2016 Postmortem
Related: About this forumCalifornia Green Party: "The Sanders Campaign Is Absolutely Destroying Us!"
California Green Party has lost 30% of its members since Bernie announced.
"The Sanders campaign is absolutely destroying us."
Those are the words of California Green Party spokesman Mike Feinstein, who, in response to an inquiry from Mother Jones on Friday, visited the website of the California Secretary of State. He discovered, to his consternation, that his party has lost 30 percent of its members in the months since Sanders launched his presidential campaign. "I am apoplectically mad right now," Feinstein says. "I am so disgusted with this."
"They intentionally went after our voters because they are low-lying fruit on the issues," he adds, citing mailers the Sanders campaign sent to Green Party members.
The steep drop in Green registration underscores how Sanders has energized California's far-left electorate.
The party's steep decline in registrationfrom nearly 110,000 voters in early 2015 to 78,000 nowrepresents a tiny fraction of California's 18 million registered voters. Yet it underscores how the Sanders campaign has made deep inroads into California's liberal electorate, tapping voters who may have never before considered voting for a Democrat.
http://www.motherjones.com/politics/2016/06/bernie-sanders-destroying-green-party-california-primary-hillary-clinton
onecaliberal
(32,812 posts)Go get some cheese to go with your whine. People have free will to register and vote for whomever they choose.
beachbumbob
(9,263 posts)Lord Magus
(1,999 posts)Not an insignificant segment clearly, but not a majority either.
SheenaR
(2,052 posts)They should stop reaching out to his people to get him to run Green
tularetom
(23,664 posts)and see how that goes over. If you are so pissed off at Bernie Sanders.
Shame on Sanders for making an appeal to environmentally concerned voters.
Skink
(10,122 posts)Open primaries would stop this kind of thing from happening. One person one vote
Txbluedog
(1,128 posts)Skink
(10,122 posts)mike_c
(36,281 posts)First, many of us who changed parties to support Senator Sanders will certainly return to the Green party in the general election if he isn't the democratic party nominee or isn't otherwise on the ballot in November. Second, Sanders policy positions are far more closely aligned with Green party values than any other candidates', so he is currently the best hope for real progressive reform in line with the GP's broader objectives. Jill Stein seems to understand this.
Jim Lane
(11,175 posts)The vast majority of voters realize that, barring a fundamental and currently unforeseeable change in the rules, almost every election (including every Presidential election) will be won by a major-party nominee.

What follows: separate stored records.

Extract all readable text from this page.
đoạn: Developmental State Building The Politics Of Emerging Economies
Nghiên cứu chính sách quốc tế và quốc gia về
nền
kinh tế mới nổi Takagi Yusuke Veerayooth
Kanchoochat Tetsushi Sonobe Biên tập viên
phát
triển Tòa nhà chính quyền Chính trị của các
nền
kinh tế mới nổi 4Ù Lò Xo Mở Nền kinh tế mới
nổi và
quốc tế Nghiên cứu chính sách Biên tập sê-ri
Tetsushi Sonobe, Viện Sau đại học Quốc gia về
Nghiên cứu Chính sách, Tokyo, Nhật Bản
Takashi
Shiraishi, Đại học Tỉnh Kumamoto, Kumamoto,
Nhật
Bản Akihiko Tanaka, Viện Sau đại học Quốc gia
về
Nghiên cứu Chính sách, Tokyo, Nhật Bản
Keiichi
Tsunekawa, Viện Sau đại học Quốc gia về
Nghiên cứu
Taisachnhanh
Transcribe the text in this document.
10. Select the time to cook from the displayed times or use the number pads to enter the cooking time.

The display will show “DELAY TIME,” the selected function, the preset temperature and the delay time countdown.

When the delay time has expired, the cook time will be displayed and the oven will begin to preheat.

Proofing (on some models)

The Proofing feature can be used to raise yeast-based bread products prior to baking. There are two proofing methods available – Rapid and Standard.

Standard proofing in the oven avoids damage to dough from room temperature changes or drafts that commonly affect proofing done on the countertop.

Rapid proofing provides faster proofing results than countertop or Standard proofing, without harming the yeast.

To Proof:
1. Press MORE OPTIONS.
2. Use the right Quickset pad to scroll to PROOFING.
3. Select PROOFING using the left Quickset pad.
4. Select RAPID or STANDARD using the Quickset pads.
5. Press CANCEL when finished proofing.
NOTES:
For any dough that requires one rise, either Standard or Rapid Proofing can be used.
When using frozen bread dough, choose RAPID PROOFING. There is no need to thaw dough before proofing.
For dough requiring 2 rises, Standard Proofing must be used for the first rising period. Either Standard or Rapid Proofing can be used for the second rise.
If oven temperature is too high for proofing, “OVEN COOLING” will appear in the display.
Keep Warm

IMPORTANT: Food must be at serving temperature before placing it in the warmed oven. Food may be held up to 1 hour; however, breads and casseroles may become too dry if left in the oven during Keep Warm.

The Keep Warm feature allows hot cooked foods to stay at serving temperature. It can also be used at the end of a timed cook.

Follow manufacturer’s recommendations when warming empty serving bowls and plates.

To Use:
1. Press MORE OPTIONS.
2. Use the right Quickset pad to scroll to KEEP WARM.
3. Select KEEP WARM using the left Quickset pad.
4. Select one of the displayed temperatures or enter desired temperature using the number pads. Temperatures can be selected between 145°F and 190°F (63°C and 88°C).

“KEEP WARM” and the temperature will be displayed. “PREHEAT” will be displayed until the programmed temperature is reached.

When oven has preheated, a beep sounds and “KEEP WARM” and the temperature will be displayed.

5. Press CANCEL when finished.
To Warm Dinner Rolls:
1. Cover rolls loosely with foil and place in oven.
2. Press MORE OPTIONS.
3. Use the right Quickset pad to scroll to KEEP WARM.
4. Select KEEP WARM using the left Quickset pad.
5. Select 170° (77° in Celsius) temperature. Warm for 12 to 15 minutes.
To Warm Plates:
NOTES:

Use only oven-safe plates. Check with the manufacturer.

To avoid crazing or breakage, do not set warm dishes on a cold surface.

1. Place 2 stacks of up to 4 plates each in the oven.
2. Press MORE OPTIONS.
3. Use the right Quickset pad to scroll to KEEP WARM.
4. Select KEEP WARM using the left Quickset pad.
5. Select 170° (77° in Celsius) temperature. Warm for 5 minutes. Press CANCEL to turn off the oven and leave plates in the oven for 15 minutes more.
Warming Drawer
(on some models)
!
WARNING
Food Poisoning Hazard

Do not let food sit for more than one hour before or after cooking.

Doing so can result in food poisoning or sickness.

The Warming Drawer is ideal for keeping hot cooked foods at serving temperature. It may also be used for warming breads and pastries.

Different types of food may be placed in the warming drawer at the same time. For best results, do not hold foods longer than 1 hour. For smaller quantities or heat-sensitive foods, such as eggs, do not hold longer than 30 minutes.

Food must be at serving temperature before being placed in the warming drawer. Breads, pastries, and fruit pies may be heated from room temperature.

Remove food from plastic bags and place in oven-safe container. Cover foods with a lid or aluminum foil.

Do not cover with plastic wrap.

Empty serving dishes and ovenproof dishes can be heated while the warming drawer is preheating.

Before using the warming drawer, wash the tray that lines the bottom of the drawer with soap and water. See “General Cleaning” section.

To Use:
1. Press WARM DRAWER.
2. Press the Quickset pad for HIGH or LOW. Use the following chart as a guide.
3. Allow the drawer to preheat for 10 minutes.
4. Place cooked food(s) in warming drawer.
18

Bernie Sanders is running in primaries and caucuses, which get less turnout than the general election, and still hasn't gotten the benefit of California and the other states (plus D.C.) that vote in June. Nevertheless, he has already received more votes than ALL the Green Party candidates for President in that party's entire history, combined. He has also, through a series of nationally televised debates and the other aspects of a campaign that gets more than fleeting public attention, done more to bring progressive ideas into the political discourse than all those Green Party candidates combined.
And I'm most definitely including Ralph Nader in that calculation.
If, over the last 20 years, all the energy that went into the Green Party had instead been directed within the Democratic Party, what would have happened? Would it have been enough to enable Sanders to overcome Clinton's enormous initial advantages? We can't know. But it's not completely ridiculous to think that Greens could have made the difference in Iowa, turning a narrow Clinton win into a narrow Sanders win. With Sanders winning the first two contests, he gets more media attention. Maybe that and the increased credibility of his candidacy give him the few percentage points he needed in Nevada. Then he comes out of February having won three out of four instead of the reverse. OK, that's a lot of "ifs", but Sanders as nominee and then as President is surely a much more realistic scenario than the Jill Stein inauguration.
Jitter65
(3,089 posts)Barack_America
(28,876 posts)marlakay
(11,446 posts)I may be joining them soon.
BobbyDrake
(2,542 posts)Bravo, Bernie. Bravo.
AgingAmerican
(12,958 posts)BobbyDrake
(2,542 posts)AgingAmerican
(12,958 posts)Zero of them will vote Hillary, hence your befuddlement.
BobbyDrake
(2,542 posts)You can't be a registered Green Party member and vote in the Democratic Primary.
And as usual, the insult the Sanders supporter attempts turns out to be nothing but desperate projection.
AgingAmerican
(12,958 posts)They have been LEAVING the Green Party and Joining the Democratic party to vote for Sanders.
Hillary supporters don't want new members in the party unless they march in lockstep with Clinton/DWS.